キミが刀を紅くした
日が落ちるまでうだうだ悩んでいた大和屋は、最終的に負けた場合サシの刀勝負を粂助に挑もう、と馬鹿げた事を言っていた。
それじゃあ主の母君の形見はどうするんだ、と問えば彼は「もし負けたらお前が長屋に忍び込んで奪ってこい」と、一言。
「吉原が来なくても粂助ってだけで人は集まるもんだな。こりゃ例のいかさま作戦は廃止だ」
日が落ちきってから賭博場へ向かった俺と大和屋は丁半の賭場を眺めて瀬川を待っていた。
だが彼は来ない。
「本当に来るのか」
「来る、だろうな。村崎は約束を守る男だ。来てほしくねぇが、絶対来ちまうはずだぜ。心配ねぇ」
だが幾ら待っても、やはり瀬川は現れない。俺は大和屋を見たが彼は不思議そうに首を傾げるだけであった――しかししばらく。
聞きなれた声がした。
「大和屋、半助殿!」
瀬川である。しかし彼は俺たちが見ていた方ではなく、賭場の中から現れたではないか。賭者は大人しくしておけば良いものを。
俺と大和屋は二人して彼に近付き、軽く一発ずつ小突いてから中に入る。中は既に賑わっていた。

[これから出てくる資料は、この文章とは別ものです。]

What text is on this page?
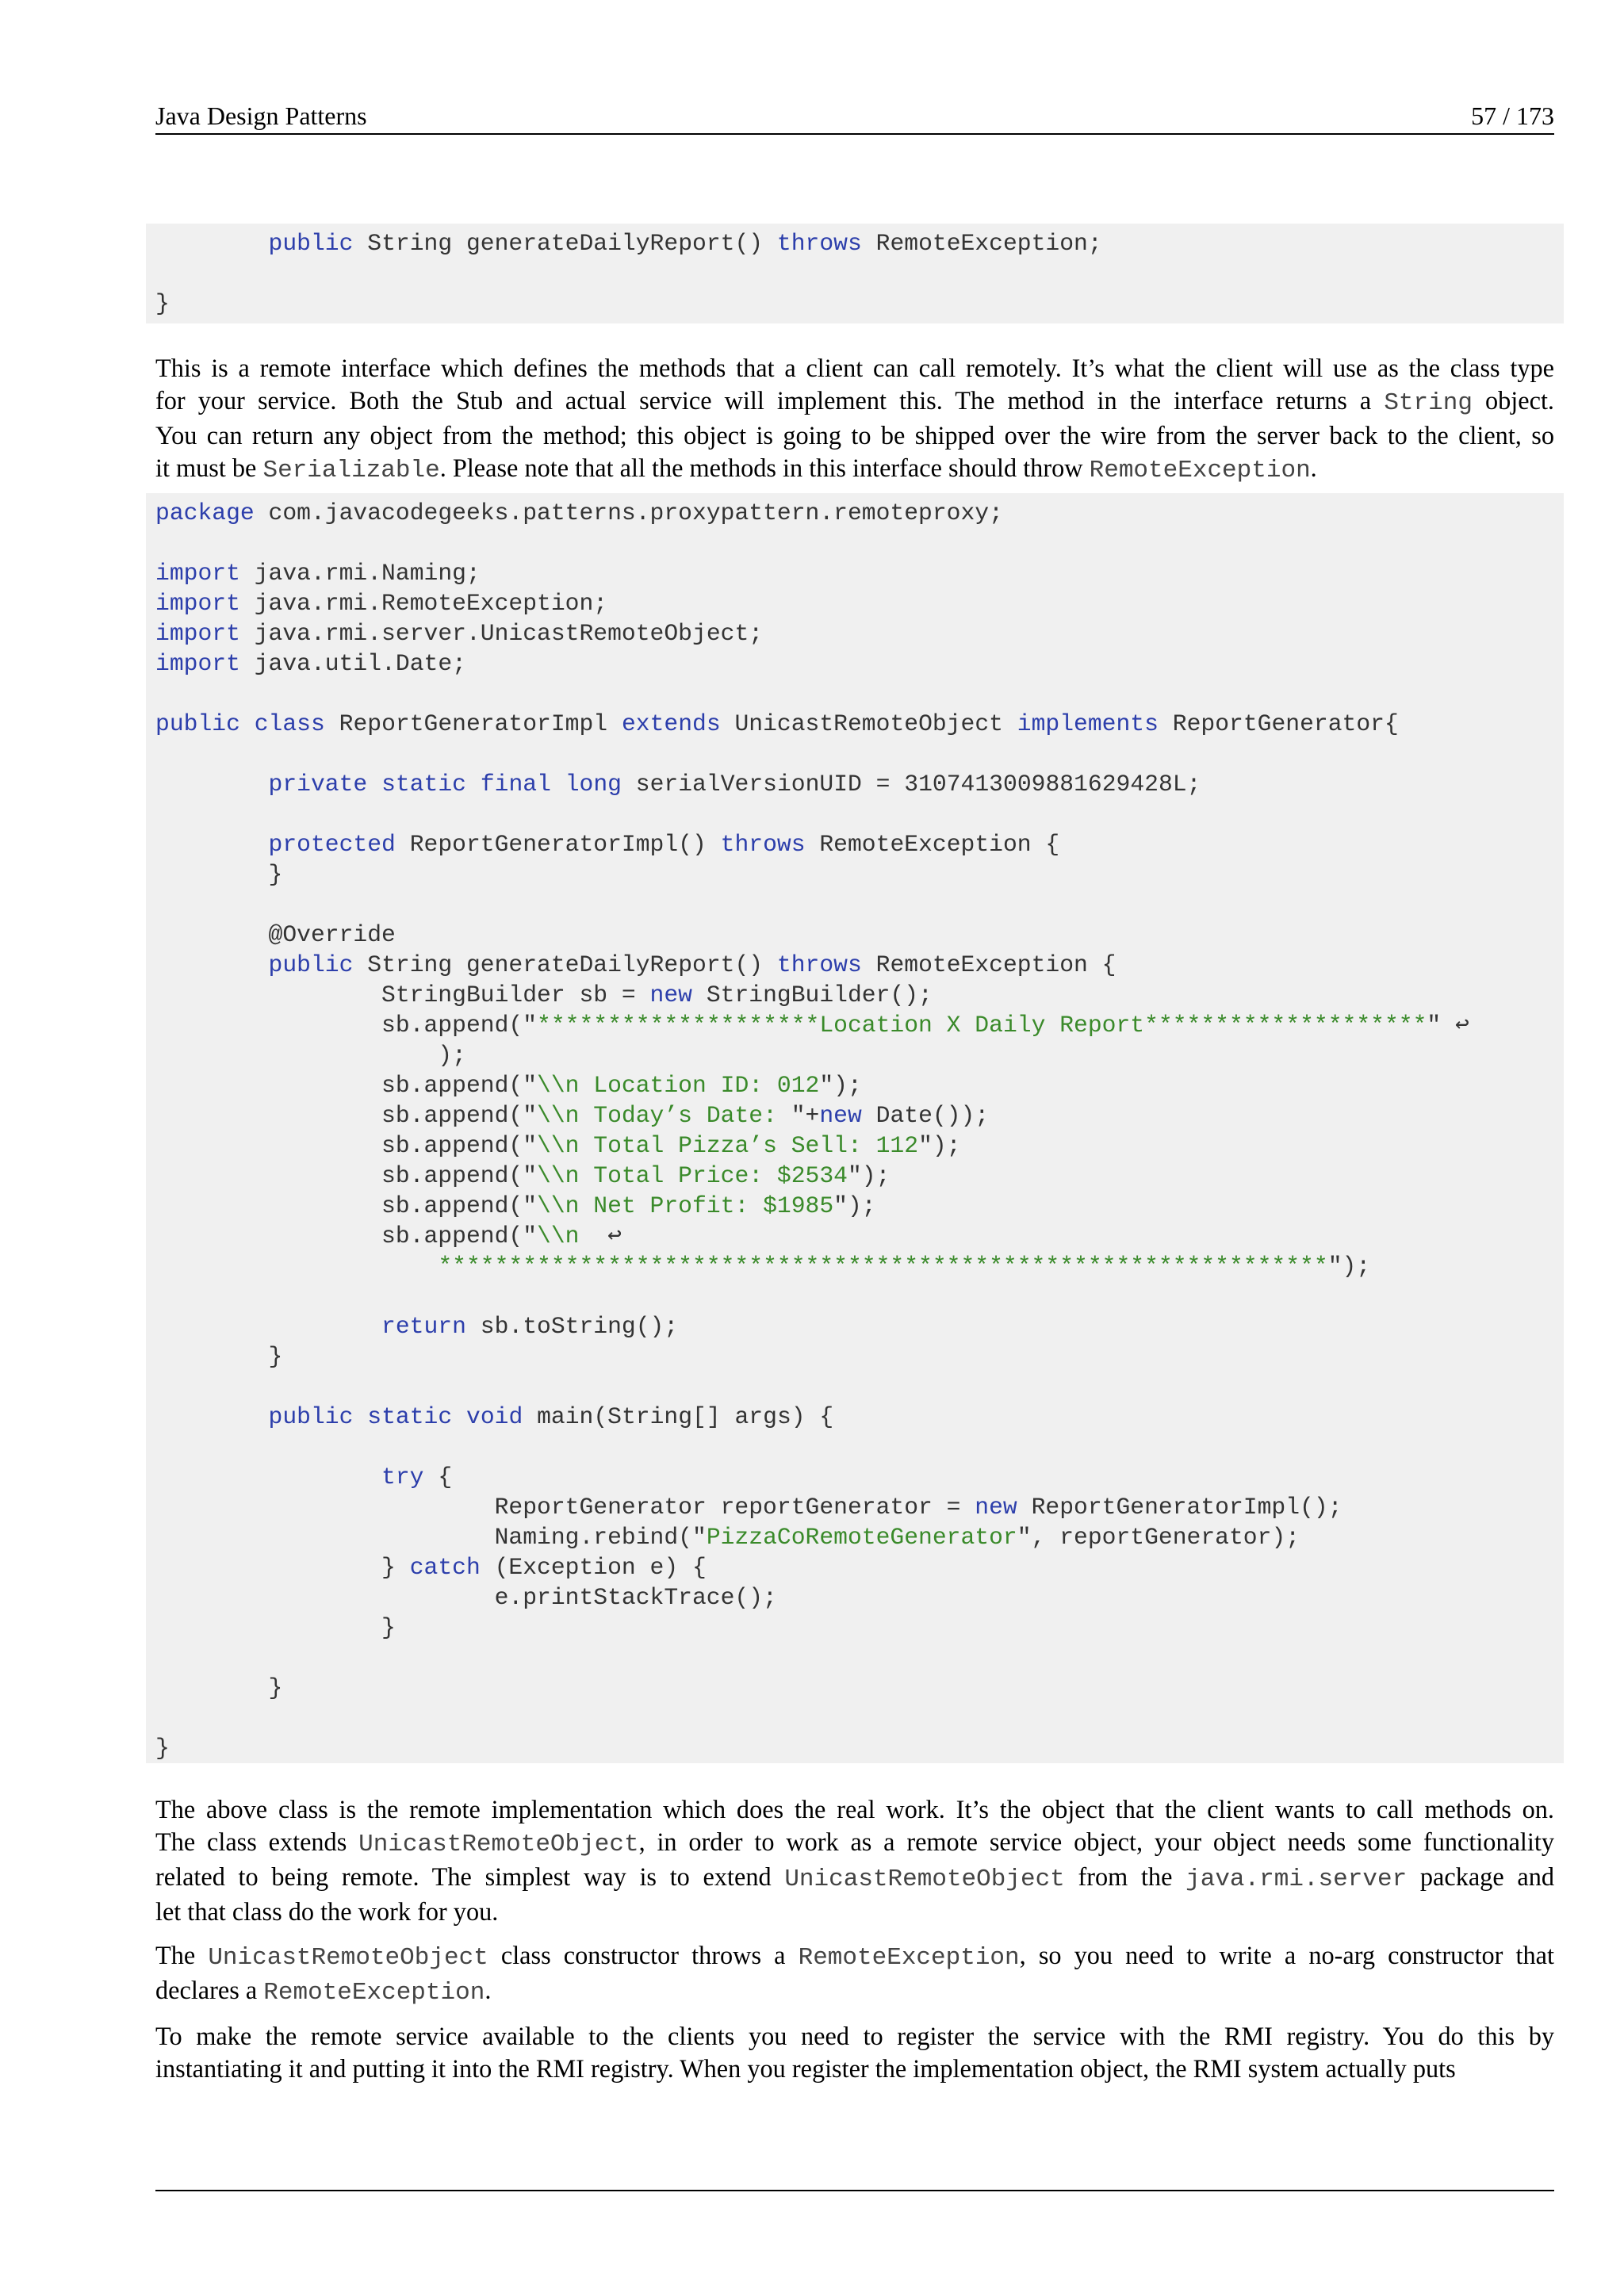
Java Design Patterns	57 / 173
public String generateDailyReport() throws RemoteException;

}
This is a remote interface which defines the methods that a client can call remotely. It’s what the client will use as the class type
for your service. Both the Stub and actual service will implement this. The method in the interface returns a String object.
You can return any object from the method; this object is going to be shipped over the wire from the server back to the client, so
it must be Serializable. Please note that all the methods in this interface should throw RemoteException.
package com.javacodegeeks.patterns.proxypattern.remoteproxy;

import java.rmi.Naming;
import java.rmi.RemoteException;
import java.rmi.server.UnicastRemoteObject;
import java.util.Date;

public class ReportGeneratorImpl extends UnicastRemoteObject implements ReportGenerator{

private static final long serialVersionUID = 3107413009881629428L;

protected ReportGeneratorImpl() throws RemoteException {
}

@Override
public String generateDailyReport() throws RemoteException {
StringBuilder sb = new StringBuilder();
sb.append("********************Location X Daily Report********************" ↩
);
sb.append("\\n Location ID: 012");
sb.append("\\n Today’s Date: "+new Date());
sb.append("\\n Total Pizza’s Sell: 112");
sb.append("\\n Total Price: $2534");
sb.append("\\n Net Profit: $1985");
sb.append("\\n  ↩
***************************************************************");

return sb.toString();
}

public static void main(String[] args) {

try {
ReportGenerator reportGenerator = new ReportGeneratorImpl();
Naming.rebind("PizzaCoRemoteGenerator", reportGenerator);
} catch (Exception e) {
e.printStackTrace();
}

}

}
The above class is the remote implementation which does the real work. It’s the object that the client wants to call methods on.
The class extends UnicastRemoteObject, in order to work as a remote service object, your object needs some functionality
related to being remote. The simplest way is to extend UnicastRemoteObject from the java.rmi.server package and
let that class do the work for you.
The UnicastRemoteObject class constructor throws a RemoteException, so you need to write a no-arg constructor that
declares a RemoteException.
To make the remote service available to the clients you need to register the service with the RMI registry. You do this by
instantiating it and putting it into the RMI registry. When you register the implementation object, the RMI system actually puts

「よう、鍛冶の大和屋。お前がやっと瀬川村崎を譲ってくれるってんで、長いこと待ってたんだぜ」
「譲るなんて言ってねぇよ」
「だが賭けだ。お前が負けたら瀬川は俺の下にもらう。心配するなよ、手荒い真似は絶対にしねぇ」
「聞こえねぇのかよ粂助、俺は負けねぇって言ってるんだよ。さっさと始めようぜ、お前も出せ」
仕方ない、と言わんばかりの表情で粂助は主の母君の形見である徳川の紋が入った脇差しを前に差し出した。保存状態は良い。これなら取り返してすぐ主に渡せる。
脇差しと瀬川が並ぶ異様な光景が目の前にあり、一体全体この賭けは何なのだと人が更に集まって来た。そして丁半が始まる。